Subcultures of the S. aureus isolates were grown overnight in 10mL nutrient broth (Oxoid) for sensitivity assays. Undiluted cultures (typically 1.25 x 108 colony forming units per mL) were inoculated as 0.30LiL spots of culture, via a Mast multipoint inoculator, onto the honey containing agar plates and were incubated at 37 °C for 24 h before visual assessment of whether or not growth had occurred. An overnight broth culture of a reference Oxford strain (S. aureus NCTC 6571) was inoculated onto each plate for comparison. The sensitivity assays were repeated a total of three times at intervals of 3-4 weeks, each time with a different subculture.

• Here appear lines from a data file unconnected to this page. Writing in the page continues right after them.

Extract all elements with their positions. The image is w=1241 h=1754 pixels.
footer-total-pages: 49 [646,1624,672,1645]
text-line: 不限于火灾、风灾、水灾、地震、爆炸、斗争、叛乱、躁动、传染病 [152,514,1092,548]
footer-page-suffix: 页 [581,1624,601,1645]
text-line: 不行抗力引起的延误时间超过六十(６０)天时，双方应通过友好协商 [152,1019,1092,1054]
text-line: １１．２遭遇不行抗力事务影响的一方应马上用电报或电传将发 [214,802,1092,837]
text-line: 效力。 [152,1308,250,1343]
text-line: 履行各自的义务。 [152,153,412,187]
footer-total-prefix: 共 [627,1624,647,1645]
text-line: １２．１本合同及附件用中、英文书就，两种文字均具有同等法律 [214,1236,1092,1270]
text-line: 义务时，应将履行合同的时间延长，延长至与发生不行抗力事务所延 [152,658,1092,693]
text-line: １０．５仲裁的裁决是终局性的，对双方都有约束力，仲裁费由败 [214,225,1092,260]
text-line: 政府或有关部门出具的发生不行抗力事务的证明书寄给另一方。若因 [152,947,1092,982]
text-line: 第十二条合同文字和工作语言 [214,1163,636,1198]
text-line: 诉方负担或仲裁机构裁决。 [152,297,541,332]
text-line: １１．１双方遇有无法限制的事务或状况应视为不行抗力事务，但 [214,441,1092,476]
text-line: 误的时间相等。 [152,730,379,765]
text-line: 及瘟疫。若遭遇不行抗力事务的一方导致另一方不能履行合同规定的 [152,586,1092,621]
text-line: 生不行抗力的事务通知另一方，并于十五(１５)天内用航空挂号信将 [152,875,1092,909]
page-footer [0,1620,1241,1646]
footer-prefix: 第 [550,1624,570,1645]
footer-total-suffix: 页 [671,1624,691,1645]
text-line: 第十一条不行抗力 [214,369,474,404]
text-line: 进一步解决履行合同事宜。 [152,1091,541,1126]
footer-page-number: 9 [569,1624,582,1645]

Viability of clinical isolates during sensitivity testing was confirmed by inoculation onto nutrient agar without honey.
RESULTS
The results are shown in Table 1. There was a striking similarity between the isolates in their sensitivity to honey: the MIC values observed were all between 2 and 3% for the Manuka honey and between 3 and 4% for the pasture honey.
DISCUSSION
The lowest concentration of sugar that prevents the growth of S. aureus has a water activity of 0.864, equivalent to a concentration of 29% (v/v)3. (Water activity is a measure of the consequential effect of the average intermolecular forces between water molecules, being increased when water molecules become oriented on the surface of solute molecules. When numerous molecules are tied up in this way the water molecules are on average less free to act, e.g. to hydrate something, so the 'activity' is lower.) Granulated sugar packed in an abdominal wound becomes diluted by body fluids within 4h for the water activity to increase to 0.897, which will allow growth of S. aureuss. This is equivalent to a concentration of honey of 22%. In the present study, both of the honeys inhibited S. aureus completely at much greater dilution. This is because their mode of action is not exclusively through their osmolarity. The lack of significant variance in the sensitivity of a large number of clinical isolates collected from a wide range of wounds indicates that there is no mechanism of resistance to either of the additional types of antibacterial activity in honey (phytochemical or hydrogen peroxide). This contrasts with the variations seen in staphylococcal sensitivity to antibiotics. Thus, either of these two honeys might be an effective treatment for a wound infected with any strain of S. aureus. However, although their MIC values differed little in vitro, in vivo the hydrogen peroxide produced in mixed pasture honey would be partly inactivated by the catalase in tissues and blood and Manuka honey with its non-peroxide antibacterial activity is likely to be more effective. Their relative merits need to be tested in clinical trials.